Little seen, and admittedly somewhat ungainly, that film at least had the advantage of putting its youthful private’s moral awakening effectively centre-stage, something that Demange and Burke struggle to achieve, since the blank-canvas portrayal of Hook in the opening exchanges comes back to haunt the film later on. Yes, there’s more initial sympathy for the fierce jeopardy in which he finds himself, but as the story closes in on its conclusion there’s not much narrative traction involved in his gaining a fuller picture of his own side’s malpractices, since to this rather amorphous individual it never seemed that much of an issue anyway. Story-wise, the result falls into a hole between the universality of the frightened kid in uniform and the challenging particulars of Northern Ireland’s raging past – but there is still much to admire on screen, not least the palpable atmosphere of incipient dread in the labyrinth of unfamiliar streets.

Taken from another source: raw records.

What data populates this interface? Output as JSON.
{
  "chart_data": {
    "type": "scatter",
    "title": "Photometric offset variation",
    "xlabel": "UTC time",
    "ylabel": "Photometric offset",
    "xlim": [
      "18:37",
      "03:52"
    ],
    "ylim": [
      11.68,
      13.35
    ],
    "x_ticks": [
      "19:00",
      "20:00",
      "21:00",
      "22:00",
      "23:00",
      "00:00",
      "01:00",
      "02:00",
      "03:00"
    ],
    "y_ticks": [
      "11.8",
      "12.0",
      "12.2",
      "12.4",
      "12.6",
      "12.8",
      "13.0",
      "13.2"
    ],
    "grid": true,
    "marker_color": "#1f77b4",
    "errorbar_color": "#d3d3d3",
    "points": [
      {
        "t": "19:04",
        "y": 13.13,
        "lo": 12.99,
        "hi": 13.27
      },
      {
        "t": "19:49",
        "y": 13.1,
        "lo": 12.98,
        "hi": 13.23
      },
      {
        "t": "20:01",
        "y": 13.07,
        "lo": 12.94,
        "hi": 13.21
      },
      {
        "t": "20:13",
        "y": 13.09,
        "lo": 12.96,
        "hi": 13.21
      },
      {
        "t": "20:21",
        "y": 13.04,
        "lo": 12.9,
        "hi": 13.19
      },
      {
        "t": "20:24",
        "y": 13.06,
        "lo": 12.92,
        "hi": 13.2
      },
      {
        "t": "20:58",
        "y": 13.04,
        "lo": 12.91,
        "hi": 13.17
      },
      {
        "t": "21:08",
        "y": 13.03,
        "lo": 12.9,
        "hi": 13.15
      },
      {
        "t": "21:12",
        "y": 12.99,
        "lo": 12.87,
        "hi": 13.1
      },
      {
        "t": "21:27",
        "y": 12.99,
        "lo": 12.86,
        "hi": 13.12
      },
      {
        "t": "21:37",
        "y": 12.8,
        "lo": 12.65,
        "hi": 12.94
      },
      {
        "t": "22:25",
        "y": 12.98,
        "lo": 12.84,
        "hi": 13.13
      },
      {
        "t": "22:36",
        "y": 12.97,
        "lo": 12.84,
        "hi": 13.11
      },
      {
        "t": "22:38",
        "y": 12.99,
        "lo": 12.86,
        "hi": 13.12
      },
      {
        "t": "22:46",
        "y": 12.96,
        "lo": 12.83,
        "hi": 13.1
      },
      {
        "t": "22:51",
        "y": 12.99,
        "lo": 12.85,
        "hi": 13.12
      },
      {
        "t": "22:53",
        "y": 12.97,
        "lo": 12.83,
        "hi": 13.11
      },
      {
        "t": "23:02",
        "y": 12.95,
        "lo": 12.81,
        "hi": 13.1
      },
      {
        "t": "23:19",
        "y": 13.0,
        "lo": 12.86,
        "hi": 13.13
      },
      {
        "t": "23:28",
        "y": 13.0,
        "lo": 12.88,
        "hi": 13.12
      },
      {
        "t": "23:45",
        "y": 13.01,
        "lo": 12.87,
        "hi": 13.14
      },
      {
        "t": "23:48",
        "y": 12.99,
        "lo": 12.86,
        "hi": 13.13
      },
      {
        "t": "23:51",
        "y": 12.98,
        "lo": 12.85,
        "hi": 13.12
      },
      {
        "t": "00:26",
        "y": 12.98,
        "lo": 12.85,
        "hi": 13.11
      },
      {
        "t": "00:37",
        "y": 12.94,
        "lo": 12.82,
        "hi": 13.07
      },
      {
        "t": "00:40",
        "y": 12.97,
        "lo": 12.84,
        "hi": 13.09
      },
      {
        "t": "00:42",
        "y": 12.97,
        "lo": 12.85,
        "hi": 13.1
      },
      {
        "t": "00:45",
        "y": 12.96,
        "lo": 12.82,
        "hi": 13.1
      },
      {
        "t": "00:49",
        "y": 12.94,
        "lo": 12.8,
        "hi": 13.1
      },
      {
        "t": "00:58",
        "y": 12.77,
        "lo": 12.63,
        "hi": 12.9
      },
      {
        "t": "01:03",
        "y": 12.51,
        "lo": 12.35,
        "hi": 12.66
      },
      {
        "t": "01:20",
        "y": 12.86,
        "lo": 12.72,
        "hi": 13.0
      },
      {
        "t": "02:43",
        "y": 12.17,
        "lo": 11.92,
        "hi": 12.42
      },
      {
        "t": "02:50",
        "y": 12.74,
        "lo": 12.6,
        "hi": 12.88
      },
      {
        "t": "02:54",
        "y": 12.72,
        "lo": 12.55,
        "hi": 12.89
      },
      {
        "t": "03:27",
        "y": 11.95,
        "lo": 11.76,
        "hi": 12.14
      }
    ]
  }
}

Belfast-born David Holmes’s unsettling, percussive score (thankfully devoid of the clichéd Celtic folkery most Ulster-set films are burdened with) and cameraman Tat Radcliffe’s assured approximation of the washed-out palette of vintage news footage make their contribution to a confident, muscular début from Demange; and for all its flaws ’71 offers a lapel-grabbing, immersive viewing experience likely to shake up audiences who couldn’t otherwise care less about the boredom-factor whys and wherefores of Northern Ireland’s bitterest years.